Tandis que les partis extrémistes utilisent le climat anxiogène au profit de l’instrumentalisation et d’un amalgame autour de l’islam, l’islamisme radical, lui, croît avec la dynamique européenne tel que l’on peut observer. Selon les dernières informations, 90 Italiens ont quitté le pays pour la Syrie[6] – des chiffres moins élevés que ce que l’on observe par exemple en France et en Belgique. La radicalisation est donc toutefois bien présente sur le sol italien – l’expert en relations internationales Lorenzo Vidino parlant même d’un home-grown islamism italien[7]. Le gouvernement, dans son combat contre les cercles de promotion de la violence, procède d’ailleurs à des expulsions plus régulières. Redjep Ljimani, salafiste expulsé en janvier, fut ainsi le 67ème à faire l’objet d’une telle procédure depuis la fin de 2014[8]. Malgré cette politique et aux lendemains des attaques à Bruxelles, le Premier Ministre a toutefois rappelé que l’Italie a prise « toutes les mesures de sécurité nécessaires, bien qu’il n’y ait pas de preuves quant à une menace spécifique en Italie »[9].
Conclusion
Il est évident que l’Italie n’est pas une exception dans le cadre de la montée du populisme et de l’extrémisme. La situation ne devrait d’ailleurs pas changer dans l’avenir proche, en particulier en ce qui concerne l’intensification du conflit au Moyen Orient et l’augmentation du flux migratoire à destination de l’Europe. Comme rarement auparavant, la population est une cible très exposée à l’argumentation populiste et il faudra à l’UE une position unifiée pour la contrer. La solution, aujourd’hui, semble être l’information, seul instrument capable de lutter face à l’amalgame et la peur afin de donner à la population une réflexion réaliste et indépendante, base de la tolérance.
Sources:
[1] Europe 1 (2011): Tour d’Europe des affiches de la haine, on: www.lelab.europe1.fr.

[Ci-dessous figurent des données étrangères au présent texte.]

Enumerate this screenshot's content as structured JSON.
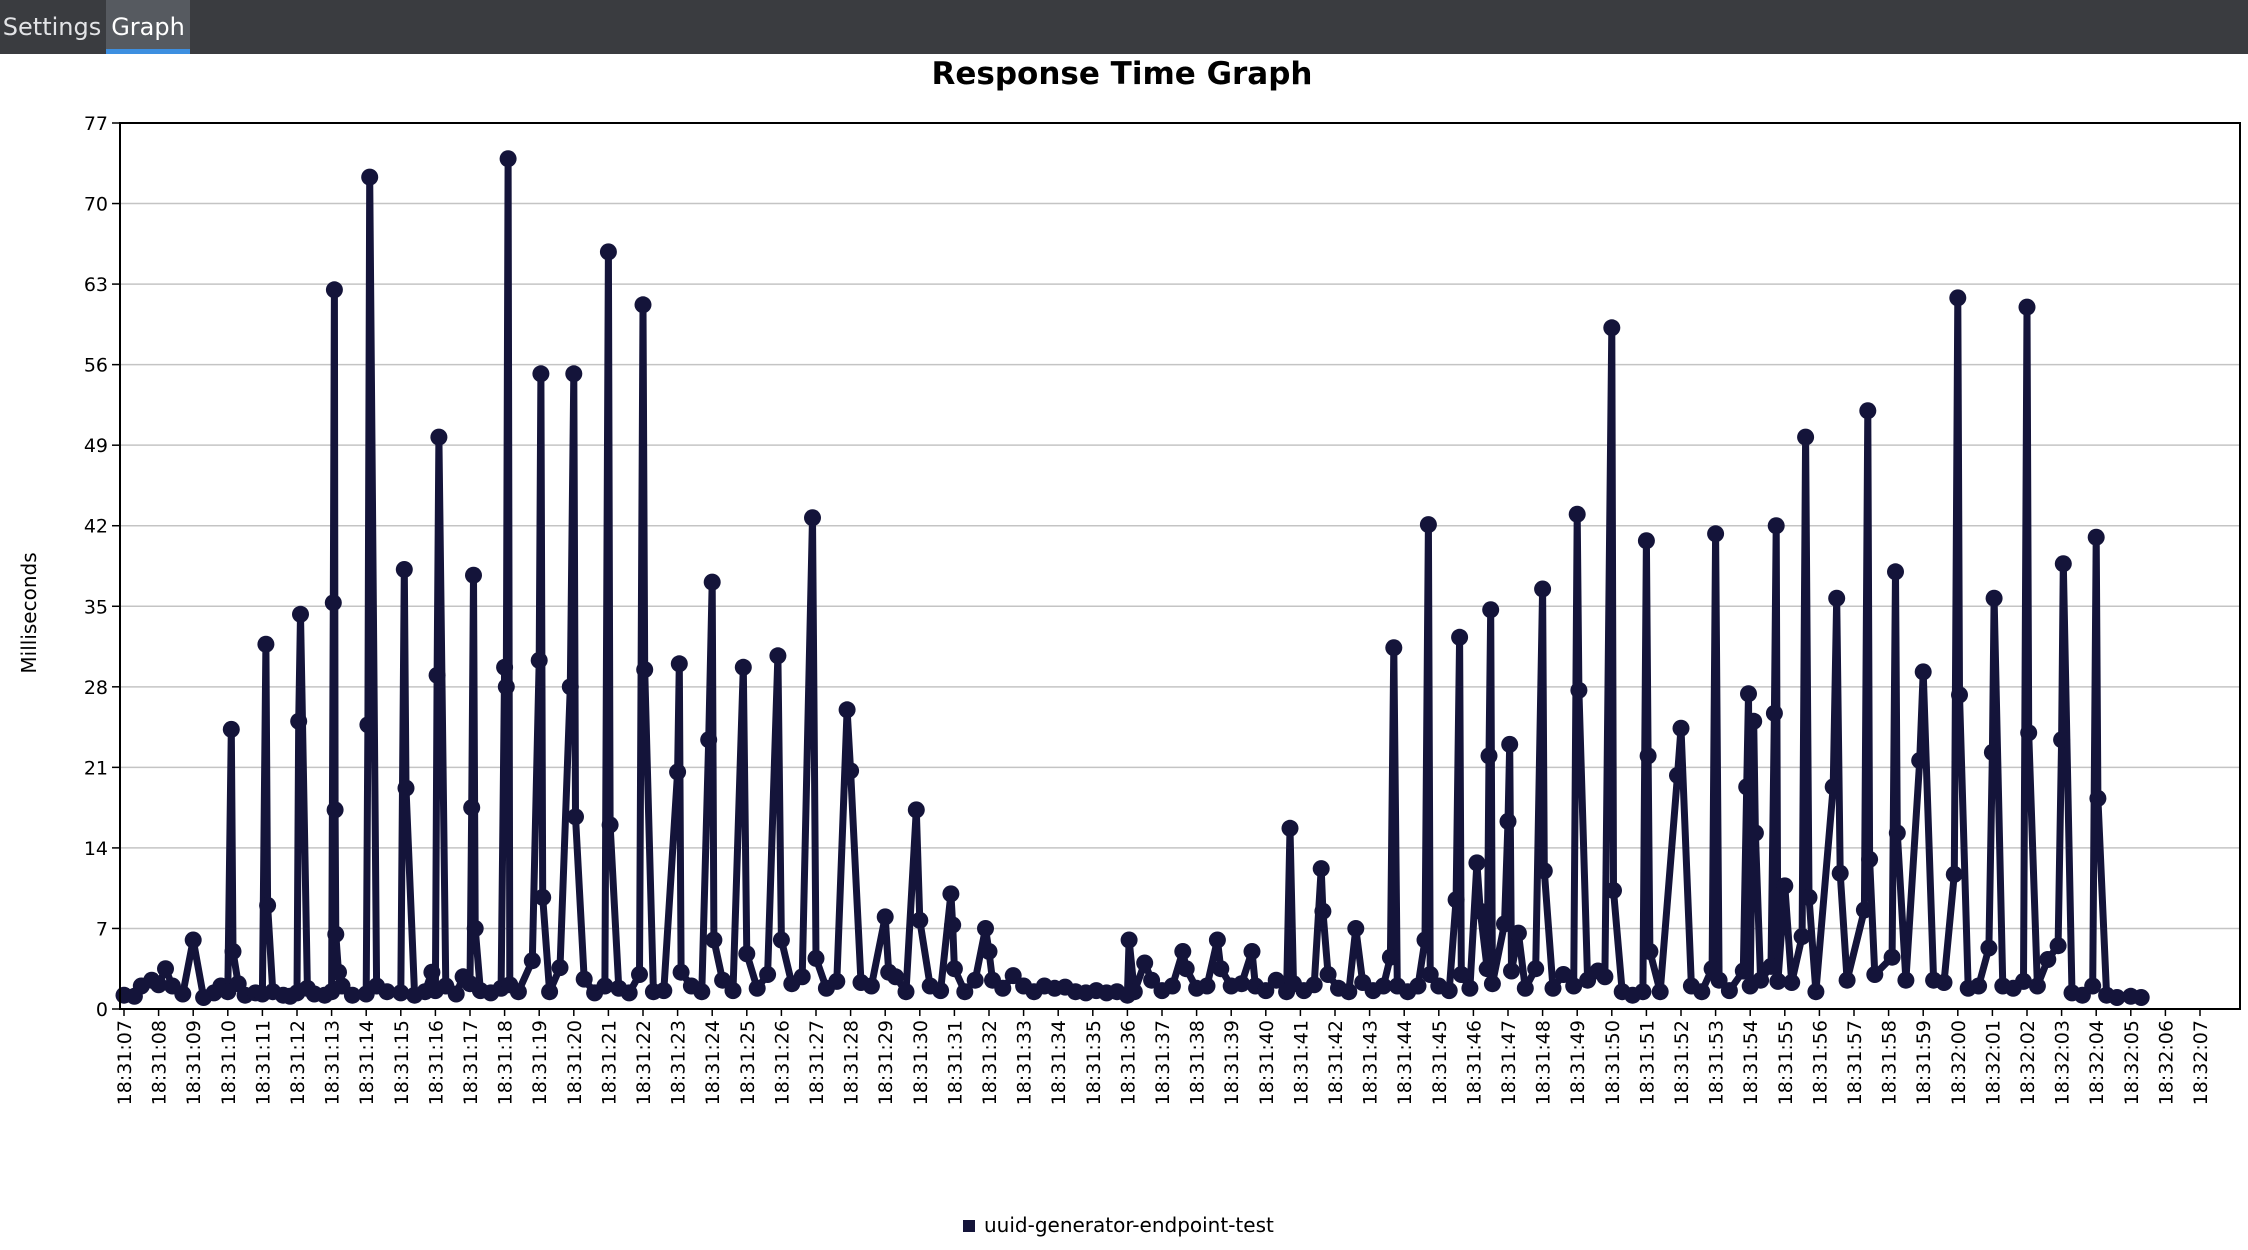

[2] Allegranti (David) (2016): “Chi è il populista nell’Italia di Beppe Grillo”, on: www.wired.it, Attualità.
[3] Elezioni 2013. Il Sole 24 ore. Italia (2013). Web Mar 2016.
[4] Marceddu, David (2015): “Parigi, Giorgetti: crocifisso nelle scuole. Merola non ci sta”, on: Il Fatto Quotidiano.
[5] Il Fatto Quotidiano (2015): “Terrorismo, Renzi: “Un miliardo per la sicurezza e uno per la cultura. La bellezza sarà più forte della barbarie””, on: www.ilfattoquotidiano.it.
[6] Marone, Francesco (2016): Italian Jihadists in Syria and Iraq, on: www.jtr.st-andrews.ac.uk.
[7] Vidino, Lorenzo (2014): Home-Grown Jihadism in Italy, on: www.ispionline.it.
[8] Repubblica.it (2016): Espulso padre dello studente che dopo gli attentati di Parigi inneggiava all’Is in classe, on: www.repubblica.it.
[9] Ansa (2016): Renzy says all terror measures taken, no specific threat, on: www.ansa.it.